Dividing pointer char array to other arrays

Question

When I printed it I got error like this 17:1733╠╠╠╠╠╠╠╠17:╠╠ . I couldn't figure it out. I would appreciate if you solve and give me a better approach? Thanks for your help.

#include "stdafx.h"
#include <iostream>
#include <conio.h>
#include <cstdlib>
#include <iomanip>
#include <string>
using namespace std;

int main()
{


    char* time = "173324";

    char holdh[3];
    char holdM[3];
    char holds[3];
    holdh[2] = '\0';
    holdM[2] = '\0';
    holds[2] = '\0';

    int t;
    for (t = 0; t < 6;t++)
    {
        if (t < 2)
            holdh[t] = *(time + t);
        else if (2 <= t < 4) {
            t = t - 2;
            holdM[t] = *(time + t);
            t = t + 2;
        }
        else if (4 <= t < 6)
        {
            t = t - 4;
            holds[t] = *(time + t);
            t = t + 4;
        }
    }


    string h(holdh);
    string M(holdM);
    string s(holds);
    string datex = h + ":" + M + ":" + s;
    cout << datex;
    return 0;
}

It might be overflow of memory but I tried to prevent that by assigning null values. So if I have a problem in there too please inform. Thanks again.

Answer 1

The expression 2 <= t < 4 is equal to (2 <= t) < 4 . That is, check if the result of 2 <= t (which is a bool true or false ) is smaller than 4 , which is will always be as boolean results are either 0 (for false ) or 1 (for true ).

If you want to compare a range, you need to to eg 2 <= t && t < 4 .

---

More generally, I advice you to not use a loop for this. Do the assignments directly instead:

// Create three arrays and initialize all elements to zero
char holdh[3] = {};
char holdM[3] = {};
char holds[3] = {};

holdh[0] = time[0];
holdh[1] = time[1];
holdM[0] = time[2];
holdM[1] = time[3];
holds[0] = time[4];
holds[1] = time[5];

Much simpler and show your intent much more clearly.

---

And you don't even need the temporary holdX variables, as you can just get the sub-strings from time and initialize h , M and s directly:

const char* time = "173324";

std::string h(time + 0, time + 2);
std::string M(time + 2, time + 4);
std::string s(time + 4, time + 6);

And do you really need the also temporary h , M and s variables?

std::cout << std::string(time + 0, time + 2) << ':'
          << std::string(time + 2, time + 4) << ':'
          << std::string(time + 4, time + 6) << '\n';

And do you really need freshly allocated strings?

std::cout << std::string_view(time + 0, 2) << ':'
          << std::string_view(time + 2, 2) << ':'
          << std::string_view(time + 4, 2) << '\n';

Answer 2

Your code is an textbook example of bad use of if() statement inside of loop.

What happens that you repeat all same checks in every iterations, while you actually know where iterations must stop.

And you made assumption that if() checks every comparison inside its expression.
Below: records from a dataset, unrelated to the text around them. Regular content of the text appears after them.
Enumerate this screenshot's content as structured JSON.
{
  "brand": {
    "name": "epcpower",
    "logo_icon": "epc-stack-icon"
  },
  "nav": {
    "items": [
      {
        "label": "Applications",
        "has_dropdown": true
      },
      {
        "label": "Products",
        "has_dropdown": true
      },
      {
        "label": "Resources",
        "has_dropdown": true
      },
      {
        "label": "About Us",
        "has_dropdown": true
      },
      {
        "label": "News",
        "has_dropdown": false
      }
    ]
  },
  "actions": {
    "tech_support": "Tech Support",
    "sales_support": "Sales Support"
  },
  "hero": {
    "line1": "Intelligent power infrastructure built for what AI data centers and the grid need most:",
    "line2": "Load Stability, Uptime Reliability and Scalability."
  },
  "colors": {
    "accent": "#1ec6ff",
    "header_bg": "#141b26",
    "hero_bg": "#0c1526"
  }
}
It doesn't. It evaluates expression and checks if result is equivalent of non-zero value or boolean true . Thus if(4 <= t < 6) is a bug. It's an equivalent of if( (4 <= t) < 6 ) . (a <= t) < b is always true, if b is grater than 1.

SImplest conversion of your code would be:

#include <iostream>
#include <cstdlib>
#include <iomanip>
#include <string>

using std::string;
using std::cout;

int main()
{
    const char* time = "173324"; 
    // note, that making it non-const is a not standard compliant

    char hold[3][3] = {};  // zero initialization

    for (int t = 0; t < 6;t++)
    {
        hold[t / 2][t % 2] = time[t];
    }


    string h(hold[0]);
    string M(hold[1]);
    string s(hold[2]);
    string datex = h + ":" + M + ":" + s;
    cout << datex;
    return 0;
}

Or maybe even so:

string hold[3];  
for (int t = 0; t < 6;t++)
{
    hold[t / 2] += time[t];
}
string datex = hold[0] + ":" + hold[1] + ":" + hold[2];

But better you should avoid making loops at all, provided string got constructor that receives iterators for beginning and end of source.

std::string h(time + 0, time + 2);